Dari laporan kawat itu diketahui bahwa T.B.Silalahi adalah seorang informan politik Kedubes Amerika Serikat yang paling berharga. Adalah Silalahi yang melapor ke Kedubes tentang kasus penghentian perkara Taufik Kiemas pada tahun 2004 oleh campur-tangan Presiden SBY. Silalahi juga yang melaporkan peran Nyonya Ani Yudhoyono yang begitu besar, termasuk dalam menggunakan kekuasaan suaminya untuk mencari keuntungan bisnis.
Kalau semua ini benar berarti Silalahi berhasil menyelusup ke Istana sebagai orang dekat Presiden, padahal sebenarnya dia adalah imforman Kedutaan Besar Amerika Serikat yang amat dipercaya. Hal yang sama terjadi pada Agung Laksono. Sebagai orang dekat SBY, dialah yang melaporkan ke Kedubes bahwa T.B.Silalahi adalah penghubung antara Presiden SBY dengan pengusaha Tomy Winata dalam urusan pemberian dana. Penghubung SBY yang lain disebut Muhamad Lufti, bekas Kepala BKPM yang kini menjadi Dubes Indonesia di Tokyo.
Laporan kedua tokoh dan pejabat pemerintah kepada sebuah Kedutaan Besar asing jelas adalah perbuatan spionase yang membayakan keselamatan negara. Maka kasus ini sebenarnya lebih berbahaya dari tuduhan korupsi dan penyalanggunaan wewenang kepada Presiden SBY mau pun istrinya. Apalagi mungkin banyak laporan lain yang disampaikan keduanya kepada Kedutaan Besar tapi belum terungkap kepada masyarakat.

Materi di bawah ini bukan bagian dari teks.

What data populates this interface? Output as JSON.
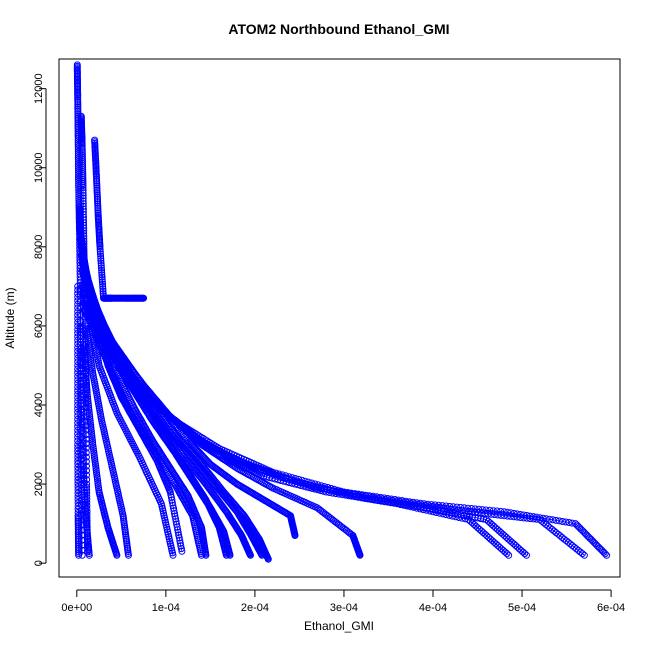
{
  "chart_data": {
    "type": "scatter",
    "title": "ATOM2 Northbound Ethanol_GMI",
    "xlabel": "Ethanol_GMI",
    "ylabel": "Altitude (m)",
    "xlim": [
      -2e-05,
      0.00061
    ],
    "ylim": [
      -350,
      12750
    ],
    "x_ticks": [
      0,
      0.0001,
      0.0002,
      0.0003,
      0.0004,
      0.0005,
      0.0006
    ],
    "x_tick_labels": [
      "0e+00",
      "1e-04",
      "2e-04",
      "3e-04",
      "4e-04",
      "5e-04",
      "6e-04"
    ],
    "y_ticks": [
      0,
      2000,
      4000,
      6000,
      8000,
      10000,
      12000
    ],
    "y_tick_labels": [
      "0",
      "2000",
      "4000",
      "6000",
      "8000",
      "10000",
      "12000"
    ],
    "grid": false,
    "marker": "open-circle",
    "line_connected": true,
    "series_color": "#0000ff",
    "series": [
      {
        "x": [
          5e-07,
          1e-06,
          1.5e-06,
          2e-06,
          3e-06,
          4e-06,
          5e-06,
          6e-06
        ],
        "y": [
          12600,
          11800,
          10800,
          9600,
          8400,
          6800,
          3000,
          200
        ]
      },
      {
        "x": [
          5e-06,
          6e-06,
          7e-06,
          8e-06,
          9e-06,
          1e-05,
          1.1e-05,
          1.2e-05
        ],
        "y": [
          11300,
          10600,
          9500,
          8000,
          6500,
          4500,
          2000,
          300
        ]
      },
      {
        "x": [
          2e-05,
          2.2e-05,
          2.4e-05,
          2.6e-05,
          3e-05,
          4e-05,
          6e-05,
          7.5e-05
        ],
        "y": [
          10700,
          9800,
          8800,
          8000,
          6700,
          6700,
          6700,
          6700
        ]
      },
      {
        "x": [
          3e-06,
          5e-06,
          1.2e-05,
          2.2e-05,
          3.5e-05,
          5e-05,
          7e-05,
          9e-05,
          0.000105,
          0.000118
        ],
        "y": [
          9000,
          8200,
          7000,
          6000,
          5000,
          4200,
          3400,
          2600,
          1800,
          300
        ]
      },
      {
        "x": [
          3e-06,
          6e-06,
          1.5e-05,
          2.8e-05,
          4.5e-05,
          6.5e-05,
          8.5e-05,
          0.000105,
          0.000125,
          0.00014,
          0.000145
        ],
        "y": [
          8800,
          7800,
          6800,
          5800,
          4800,
          3900,
          3100,
          2400,
          1700,
          900,
          200
        ]
      },
      {
        "x": [
          3e-06,
          8e-06,
          1.8e-05,
          3.5e-05,
          5.5e-05,
          8e-05,
          0.000105,
          0.000125,
          0.000145,
          0.00016,
          0.000168
        ],
        "y": [
          8600,
          7600,
          6600,
          5600,
          4700,
          3800,
          3000,
          2300,
          1600,
          900,
          200
        ]
      },
      {
        "x": [
          4e-06,
          1e-05,
          2.2e-05,
          4e-05,
          6e-05,
          8.5e-05,
          0.00011,
          0.00013,
          0.00015,
          0.000165,
          0.000172
        ],
        "y": [
          8400,
          7400,
          6400,
          5400,
          4500,
          3600,
          2800,
          2100,
          1400,
          800,
          200
        ]
      },
      {
        "x": [
          4e-06,
          1.2e-05,
          2.6e-05,
          4.5e-05,
          6.8e-05,
          9.5e-05,
          0.00012,
          0.000145,
          0.000168,
          0.000185,
          0.000195
        ],
        "y": [
          8200,
          7200,
          6200,
          5200,
          4300,
          3500,
          2700,
          2000,
          1300,
          700,
          200
        ]
      },
      {
        "x": [
          5e-06,
          1.4e-05,
          3e-05,
          5.2e-05,
          7.8e-05,
          0.000105,
          0.000132,
          0.000158,
          0.00018,
          0.000196,
          0.000208
        ],
        "y": [
          8000,
          7000,
          6000,
          5000,
          4100,
          3300,
          2600,
          1900,
          1300,
          700,
          200
        ]
      },
      {
        "x": [
          5e-06,
          1.6e-05,
          3.5e-05,
          6e-05,
          8.5e-05,
          0.000112,
          0.00014,
          0.000165,
          0.000188,
          0.000205,
          0.000215
        ],
        "y": [
          7800,
          6800,
          5800,
          4800,
          4000,
          3200,
          2500,
          1800,
          1200,
          600,
          100
        ]
      },
      {
        "x": [
          6e-06,
          1.8e-05,
          4e-05,
          6.8e-05,
          9.5e-05,
          0.000125,
          0.00015,
          0.00018,
          0.00021,
          0.00024,
          0.000245
        ],
        "y": [
          7600,
          6600,
          5600,
          4700,
          3900,
          3100,
          2500,
          2000,
          1600,
          1200,
          700
        ]
      },
      {
        "x": [
          6e-06,
          2e-05,
          4.5e-05,
          7.5e-05,
          0.000105,
          0.00014,
          0.00018,
          0.00022,
          0.00027,
          0.00031,
          0.000318
        ],
        "y": [
          7400,
          6400,
          5400,
          4500,
          3700,
          3000,
          2400,
          1900,
          1400,
          700,
          200
        ]
      },
      {
        "x": [
          6e-06,
          2.2e-05,
          5e-05,
          8e-05,
          0.00012,
          0.00016,
          0.00021,
          0.00028,
          0.00036,
          0.00044,
          0.000485
        ],
        "y": [
          7000,
          6000,
          5000,
          4200,
          3400,
          2700,
          2200,
          1800,
          1500,
          1100,
          200
        ]
      },
      {
        "x": [
          7e-06,
          2.5e-05,
          5.5e-05,
          9e-05,
          0.00013,
          0.00018,
          0.00024,
          0.00031,
          0.00039,
          0.00046,
          0.000505
        ],
        "y": [
          6800,
          5800,
          4800,
          4000,
          3200,
          2600,
          2100,
          1700,
          1400,
          1100,
          200
        ]
      },
      {
        "x": [
          8e-06,
          3e-05,
          6e-05,
          0.0001,
          0.000145,
          0.0002,
          0.00027,
          0.00035,
          0.00044,
          0.00052,
          0.00057
        ],
        "y": [
          6600,
          5600,
          4600,
          3800,
          3000,
          2400,
          1900,
          1600,
          1300,
          1100,
          200
        ]
      },
      {
        "x": [
          8e-06,
          3.2e-05,
          6.5e-05,
          0.00011,
          0.00016,
          0.00022,
          0.0003,
          0.00039,
          0.00048,
          0.00056,
          0.000595
        ],
        "y": [
          6400,
          5400,
          4400,
          3600,
          2900,
          2300,
          1800,
          1500,
          1300,
          1000,
          200
        ]
      },
      {
        "x": [
          1e-06,
          1e-06,
          1e-06,
          1.5e-06,
          2e-06
        ],
        "y": [
          7000,
          5000,
          3000,
          1200,
          200
        ]
      },
      {
        "x": [
          4e-06,
          5e-06,
          7e-06,
          1e-05,
          1.4e-05
        ],
        "y": [
          6000,
          4200,
          2500,
          1200,
          200
        ]
      },
      {
        "x": [
          8e-06,
          1.2e-05,
          1.8e-05,
          2.5e-05,
          3.5e-05,
          4.5e-05
        ],
        "y": [
          5500,
          4200,
          3000,
          1800,
          900,
          200
        ]
      },
      {
        "x": [
          1e-05,
          1.8e-05,
          2.8e-05,
          4e-05,
          5.2e-05,
          5.8e-05
        ],
        "y": [
          6000,
          4800,
          3600,
          2400,
          1200,
          200
        ]
      },
      {
        "x": [
          1.5e-05,
          2.5e-05,
          4.5e-05,
          7e-05,
          9.5e-05,
          0.000108
        ],
        "y": [
          6200,
          5000,
          3800,
          2700,
          1500,
          200
        ]
      },
      {
        "x": [
          2e-05,
          4e-05,
          6e-05,
          8.5e-05,
          0.00011,
          0.00013,
          0.00014
        ],
        "y": [
          5800,
          4800,
          3800,
          2900,
          2000,
          1200,
          200
        ]
      }
    ]
  }
}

T.B. Silalahi yang bekas perwira tinggi militer itu dan Agung Laksono, politisi Golkar yang bekas Ketua DPR dan kini menjabat menteri, harus diadili untuk perbuatan mereka menjadi informan Kedutaan Besar Amerika Serikat. Kalau terbukti itu adalah sebuah skandal spionase yang harus dihukum sekali pun Indonesia memiliki hubungan diplomatik yang baik dengan Amerika Serikat.

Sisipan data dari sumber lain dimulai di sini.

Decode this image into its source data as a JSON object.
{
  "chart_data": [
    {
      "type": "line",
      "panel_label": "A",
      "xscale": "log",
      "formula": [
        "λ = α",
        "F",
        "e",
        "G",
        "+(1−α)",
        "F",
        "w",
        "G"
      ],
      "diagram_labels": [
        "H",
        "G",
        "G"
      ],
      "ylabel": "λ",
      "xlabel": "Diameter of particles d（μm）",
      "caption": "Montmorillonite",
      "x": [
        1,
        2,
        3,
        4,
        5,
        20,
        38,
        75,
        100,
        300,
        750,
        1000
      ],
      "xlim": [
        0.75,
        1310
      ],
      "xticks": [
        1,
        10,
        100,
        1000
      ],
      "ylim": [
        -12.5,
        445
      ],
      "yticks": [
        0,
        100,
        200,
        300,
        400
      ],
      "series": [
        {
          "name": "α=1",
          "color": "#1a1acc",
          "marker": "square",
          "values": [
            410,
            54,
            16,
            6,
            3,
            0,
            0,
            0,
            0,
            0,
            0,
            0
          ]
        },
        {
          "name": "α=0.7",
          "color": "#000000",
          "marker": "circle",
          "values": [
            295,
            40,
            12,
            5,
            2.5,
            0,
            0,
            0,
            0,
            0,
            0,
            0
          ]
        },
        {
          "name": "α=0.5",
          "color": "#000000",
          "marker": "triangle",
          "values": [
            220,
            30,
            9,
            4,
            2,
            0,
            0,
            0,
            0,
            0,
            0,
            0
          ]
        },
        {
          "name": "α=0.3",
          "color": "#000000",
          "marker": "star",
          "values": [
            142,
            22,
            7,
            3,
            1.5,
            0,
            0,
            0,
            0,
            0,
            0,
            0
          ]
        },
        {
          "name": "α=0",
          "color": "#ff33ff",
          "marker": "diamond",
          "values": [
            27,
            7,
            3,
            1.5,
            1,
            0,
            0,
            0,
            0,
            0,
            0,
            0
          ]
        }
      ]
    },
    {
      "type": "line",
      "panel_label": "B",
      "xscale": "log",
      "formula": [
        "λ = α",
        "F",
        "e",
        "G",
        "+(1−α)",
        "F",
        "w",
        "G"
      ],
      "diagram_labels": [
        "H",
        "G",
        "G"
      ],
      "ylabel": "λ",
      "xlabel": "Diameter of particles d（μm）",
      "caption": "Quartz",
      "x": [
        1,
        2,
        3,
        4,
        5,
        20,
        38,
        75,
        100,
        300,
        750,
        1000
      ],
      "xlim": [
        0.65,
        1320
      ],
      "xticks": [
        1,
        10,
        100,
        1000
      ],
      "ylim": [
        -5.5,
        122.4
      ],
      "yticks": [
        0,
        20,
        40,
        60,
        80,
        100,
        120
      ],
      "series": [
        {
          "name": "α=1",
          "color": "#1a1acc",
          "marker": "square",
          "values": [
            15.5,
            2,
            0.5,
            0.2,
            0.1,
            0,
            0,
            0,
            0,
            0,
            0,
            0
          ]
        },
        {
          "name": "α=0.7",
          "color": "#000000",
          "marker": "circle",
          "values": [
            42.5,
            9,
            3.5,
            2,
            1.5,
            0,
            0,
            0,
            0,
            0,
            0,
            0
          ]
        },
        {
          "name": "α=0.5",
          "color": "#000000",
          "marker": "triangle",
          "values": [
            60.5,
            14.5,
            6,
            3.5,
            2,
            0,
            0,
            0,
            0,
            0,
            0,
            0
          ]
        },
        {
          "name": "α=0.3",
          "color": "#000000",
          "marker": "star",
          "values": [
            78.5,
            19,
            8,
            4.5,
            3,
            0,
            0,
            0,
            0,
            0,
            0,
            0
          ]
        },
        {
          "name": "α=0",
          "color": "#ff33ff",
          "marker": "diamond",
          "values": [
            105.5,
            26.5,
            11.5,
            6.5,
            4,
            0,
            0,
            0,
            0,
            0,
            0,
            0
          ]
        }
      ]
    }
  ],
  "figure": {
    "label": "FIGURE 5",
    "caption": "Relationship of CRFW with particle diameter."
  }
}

Sekadar contoh bisa dilihat kasus yang melibatkan Lawrence Franklin, staf Departemen Pertahanan Amerika Serikat. Januari 2006, Franklin dihukum 12 tahun lebih untuk kesalahannya memberikan dokumen kepada Steve Rosen dan Keith Weissman dari American Israel Public Affairs Committee (AIPAC), lembaga yang dikelola warga Amerika keturunan Israel di Washington, dan dikenal sebagai lobi Yahudi paling utama di Amerika Serikat. Dari sana diduga informasi itu mengalir kepada Naor Gilon, Kepala Bidang Politik Kedubes Israel di Washington. Memang belakangan pengadilan yang lebih tinggi memperingan hukuman Franklin.

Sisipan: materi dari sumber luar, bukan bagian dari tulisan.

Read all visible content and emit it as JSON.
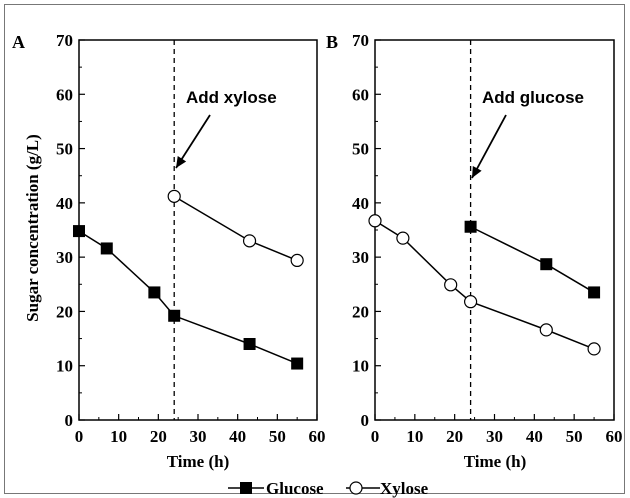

Informasi yang diberikan Franklin menyangkut berbagai langkah dan kebijakan Amerika Serikat terhadap Iran dalam kaitan dengan pembangunan reaktor nuklir oleh Teheran. Bila diingat Amerika Serikat dan Israel adalah dua negara yang amat dekat hubungannya, dan Iran adalah musuh kedua negara, mestinya FBI tak perlu bersusah-payah menguntit Franklin. Tapi ternyata kasus ini tetap dianggap kejahatan dan dibawa FBI ke pengadilan.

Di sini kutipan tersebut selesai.